A Automake | Context

Automake | Context

Shapes

The term generative system applies to any system in which a few basic rules are repeatedly employed to produce varied, unpredictable and often complex results, with varying degrees of autonomy from the user of the system. Generative systems have been used in many fields in an attempt to model and understand existing natural phenomenon or as a tool to help find solutions to complex problems.

This project sits within the broad context of the growing interest in the use of generative design processes in theoretical and practice-based research in art, design and architecture. This involves exploring the potential for mathematical algorithms to provide computer generated inputs for the creation of artworks, three-dimensional forms or architectural propositions.

Through the ‘Post Industrial Manufacturing Systems’ project the University of Huddersfield has been investigating the use of such processes for over five years, focusing on their application within industrial design. This project is distinct as it has been undertaken from the perspective of a craftsperson/maker, Justin Marshall. Justin has a background in using digital design and production technologies to create physical works, but no previous experience in creating software.
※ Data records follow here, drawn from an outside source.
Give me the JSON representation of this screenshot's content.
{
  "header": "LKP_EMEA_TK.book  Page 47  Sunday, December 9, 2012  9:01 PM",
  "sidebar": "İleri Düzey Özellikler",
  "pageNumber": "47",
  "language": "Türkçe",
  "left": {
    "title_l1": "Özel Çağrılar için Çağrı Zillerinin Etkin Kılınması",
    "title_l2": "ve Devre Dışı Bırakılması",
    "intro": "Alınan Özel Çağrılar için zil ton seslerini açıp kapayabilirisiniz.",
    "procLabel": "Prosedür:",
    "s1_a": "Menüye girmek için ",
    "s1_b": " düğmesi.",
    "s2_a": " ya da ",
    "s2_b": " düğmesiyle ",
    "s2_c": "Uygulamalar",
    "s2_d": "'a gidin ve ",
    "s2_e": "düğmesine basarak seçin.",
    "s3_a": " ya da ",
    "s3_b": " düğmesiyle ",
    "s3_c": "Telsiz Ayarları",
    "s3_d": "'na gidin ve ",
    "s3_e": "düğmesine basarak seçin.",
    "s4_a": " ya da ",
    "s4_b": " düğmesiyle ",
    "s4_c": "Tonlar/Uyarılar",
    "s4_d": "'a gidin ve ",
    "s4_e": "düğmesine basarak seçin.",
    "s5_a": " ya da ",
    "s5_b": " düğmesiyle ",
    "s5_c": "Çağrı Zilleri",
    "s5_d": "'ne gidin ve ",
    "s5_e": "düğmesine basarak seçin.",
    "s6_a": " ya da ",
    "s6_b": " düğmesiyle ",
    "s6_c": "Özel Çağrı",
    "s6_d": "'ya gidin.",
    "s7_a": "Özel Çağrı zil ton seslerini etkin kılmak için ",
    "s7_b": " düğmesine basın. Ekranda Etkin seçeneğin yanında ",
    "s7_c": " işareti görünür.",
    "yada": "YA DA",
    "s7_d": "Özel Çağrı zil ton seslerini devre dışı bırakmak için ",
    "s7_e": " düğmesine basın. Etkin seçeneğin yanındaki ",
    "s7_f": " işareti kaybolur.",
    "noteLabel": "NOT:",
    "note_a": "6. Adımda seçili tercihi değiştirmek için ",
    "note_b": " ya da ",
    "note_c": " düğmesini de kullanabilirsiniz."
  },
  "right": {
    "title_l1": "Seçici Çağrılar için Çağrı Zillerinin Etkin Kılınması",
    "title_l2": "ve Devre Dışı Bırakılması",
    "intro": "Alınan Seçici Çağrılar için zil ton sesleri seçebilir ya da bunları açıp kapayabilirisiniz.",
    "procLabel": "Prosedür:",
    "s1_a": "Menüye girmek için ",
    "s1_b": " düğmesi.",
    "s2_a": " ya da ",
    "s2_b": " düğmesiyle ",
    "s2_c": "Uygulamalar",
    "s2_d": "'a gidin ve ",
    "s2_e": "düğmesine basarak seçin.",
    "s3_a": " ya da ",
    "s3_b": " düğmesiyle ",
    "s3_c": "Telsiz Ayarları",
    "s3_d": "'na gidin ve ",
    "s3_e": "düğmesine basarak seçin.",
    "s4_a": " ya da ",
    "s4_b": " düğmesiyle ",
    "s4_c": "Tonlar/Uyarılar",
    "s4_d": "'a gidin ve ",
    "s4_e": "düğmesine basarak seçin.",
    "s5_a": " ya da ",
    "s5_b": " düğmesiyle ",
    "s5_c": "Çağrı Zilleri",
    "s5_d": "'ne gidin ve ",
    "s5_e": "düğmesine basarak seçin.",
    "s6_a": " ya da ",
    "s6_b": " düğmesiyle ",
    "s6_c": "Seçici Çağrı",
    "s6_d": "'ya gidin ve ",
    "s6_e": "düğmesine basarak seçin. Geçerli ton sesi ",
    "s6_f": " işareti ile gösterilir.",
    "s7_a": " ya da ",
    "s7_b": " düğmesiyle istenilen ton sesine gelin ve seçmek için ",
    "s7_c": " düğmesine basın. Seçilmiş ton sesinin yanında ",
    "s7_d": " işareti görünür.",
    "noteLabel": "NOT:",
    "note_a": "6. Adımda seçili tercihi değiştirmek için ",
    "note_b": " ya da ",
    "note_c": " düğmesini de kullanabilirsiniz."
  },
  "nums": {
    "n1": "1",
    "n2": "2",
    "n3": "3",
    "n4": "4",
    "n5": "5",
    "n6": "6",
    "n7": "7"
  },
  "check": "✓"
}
Ertu Unver has provided expertise, support and training in the creation of the systems found on this site.

Automake is a collaborative research project, started in 2006, which sits within the broader ‘Post Industrial Manufacturing Systems’ (PIMS) research initiative instigated by Paul Atkinson. Justin Marshall, a craftsperson and digital production researcher working in the Autonomatic research cluster at University College Falmouth was invited to develop generative software concepts created by Lionel T Dean for his Future Factories project. Working with Ertu Unver, a researcher, computer programmer and CAD expert, based at the University of Huddersfield they have developed systems which have the flexibility to create an infinite variety of unique one-off structures assembled from a range of modular units.